3. 監視対象ホストのファイル参照
障害が発生した際に、関連するログや設定ファイルの内容をZabbixから確認できるようにしておくと便利です。実際に運用している環境だと、ログインするのにもいろいろ手順が面倒だったりしますし、確認したいファイルの場所がわからないということもありがちです。
ファイルの中身を取得する
ZabbixAgentのvfs.file.contentsを使うと、ファイルの中身をそのまま取得することができます。
以下は、監視先のzabbixエージェントのコンフィグファイルの内容をzabbix_getコマンドで取得する例です。
$ zabbix_get -s 192.168.0.60 -k vfs.file.contents[/etc/zabbix/zabbix_agentd.conf] # This is a configuration file for Zabbix agent daemon (Unix) # To get more information about Zabbix, visit http://www.zabbix.com ############ GENERAL PARAMETERS ################# ### Option: PidFile # Name of PID file. # # Mandatory: no # Default: (以下、略)
この手のデータを定期的に監視データとして保存して置くのはスペースの無駄です。必要なときに、最新のデータを手軽に取得できるようにしておくようにしておきたいです。Zabbixのスクリプト実行の仕組みを使えば、監視データ画面から欲しい情報を簡単に呼び出せるようになります。
スクリプトの登録
先ほどコマンドラインで確認した処理を、Zabbixのスクリプトに登録します。
メニューから、管理→スクリプトを選択します。
スクリプトの作成ボタンを押します。
ここで必要な情報を入力します。
名前は何でもOKです。実行場所(次で実行)は、いつも少し混乱しますが、Zabbixエージェント経由で値をとる場合は、Zabbixサーバーを選択します。
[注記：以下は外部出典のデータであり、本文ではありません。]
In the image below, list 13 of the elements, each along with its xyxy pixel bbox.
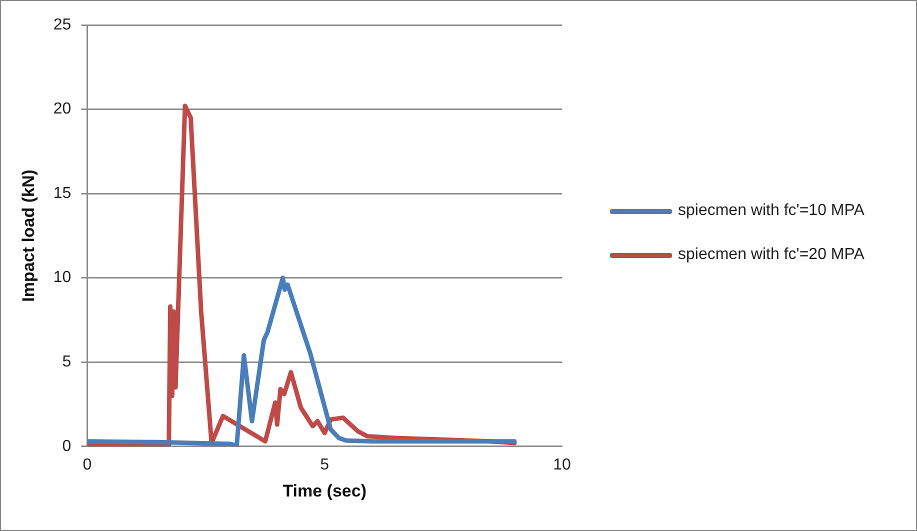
- y-tick-label: 5: [62, 354, 72, 371]
- y-tick-label: 0: [62, 438, 72, 455]
- x-tick-label: 10: [553, 456, 571, 474]
- y-axis-title: Impact load (kN): [18, 170, 38, 302]
- y-tick-label: 25: [53, 16, 72, 34]
- x-axis-title: Time (sec): [282, 481, 366, 500]
- y-tick-label: 15: [53, 184, 72, 202]
- x-tick-label: 5: [320, 456, 330, 474]
- legend-label: spiecmen with fc'=20 MPA: [678, 245, 866, 265]
- x-tick-label: 0: [82, 456, 92, 474]
- y-tick-label: 20: [53, 100, 72, 118]
- legend-label: spiecmen with fc'=10 MPA: [678, 201, 866, 221]
- y-tick-label: 10: [53, 269, 72, 286]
コマンドには、先ほどZabbixサーバで入力したzabbix_getコマンドを入力します。接続先のIPアドレスは、接続先のホストを自動的に入れ替えられるよう{HOST.IP}マクロを指定します。
スクリプトの実行
各ホストへのスクリプト実行ができる画面は、監視データのイベントやマップなど、いくつかあります。ここでは監視データの概要から実行しています。
データを取得したいホストを左クリックすると、コンテキストメニューに先ほど登録したメニューが表示されます。
スクリプトを選択すると、結果が画面に表示されます。
このように簡単に内容を確認できるようになります。複数のホストの設定を確認するのに、sshで都度接続したり、リモートデスクトップでログインするよりも効率的に状況の判断ができます。また、セキュリティという面からも、より安全なやり方でだと思います。
大きいサイズのファイル
vfs.file.contentsで取得できるファイルは、最大64Kbyteです。ログファイルなどを確認したい場合は、これよりサイズが大きいことが多いので、このやり方では参照できないケースが多いと思います。
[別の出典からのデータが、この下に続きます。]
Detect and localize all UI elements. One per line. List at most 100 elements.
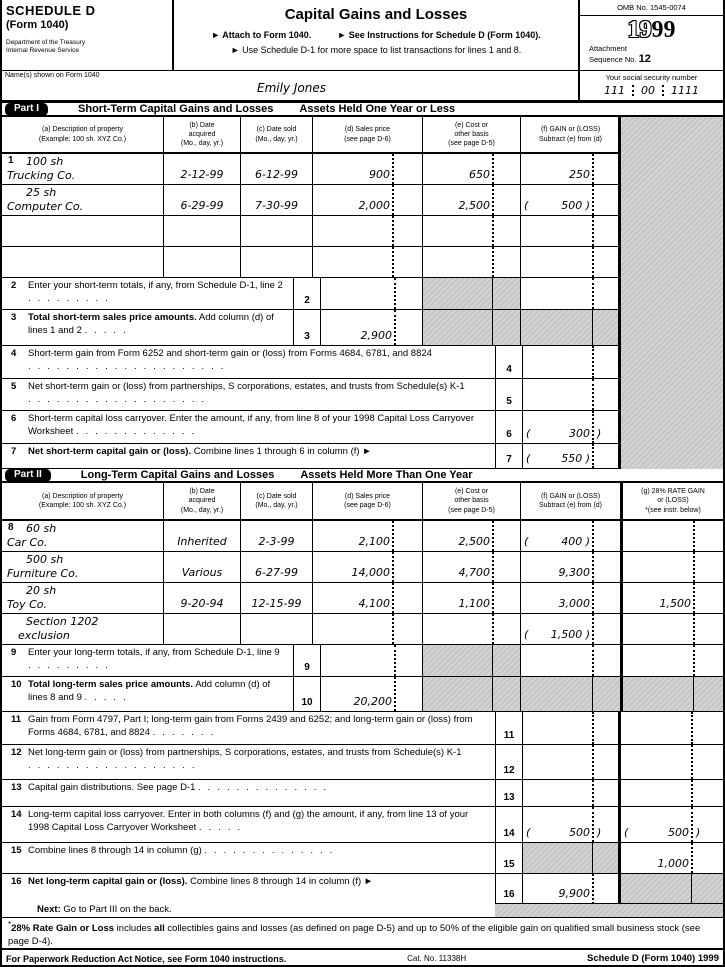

$ zabbix_get -s 192.168.0.60 -k vfs.file.contents[/var/log/zabbix/zabbix_agentd.log] ZBX_NOTSUPPORTED: File is too large for this check.
そのような場合は、Zabbixエージェントのユーザパラメタで、直近の状態だけを取得するコマンドを登録しておけば、同じようにデータを取得できます。
例:ログファイルから最新の100行分だけ取得するユーザパラメタ
$ cat /etc/zabbix/zabbix_agentd.d/userparameter_test.conf UserParameter=test.tail[*],tail -100 $1
これをスクリプトとして登録します。
これで、ログデータのようにサイズの大きいデータも、最新のデータを必要なときだけ確認できるようになります。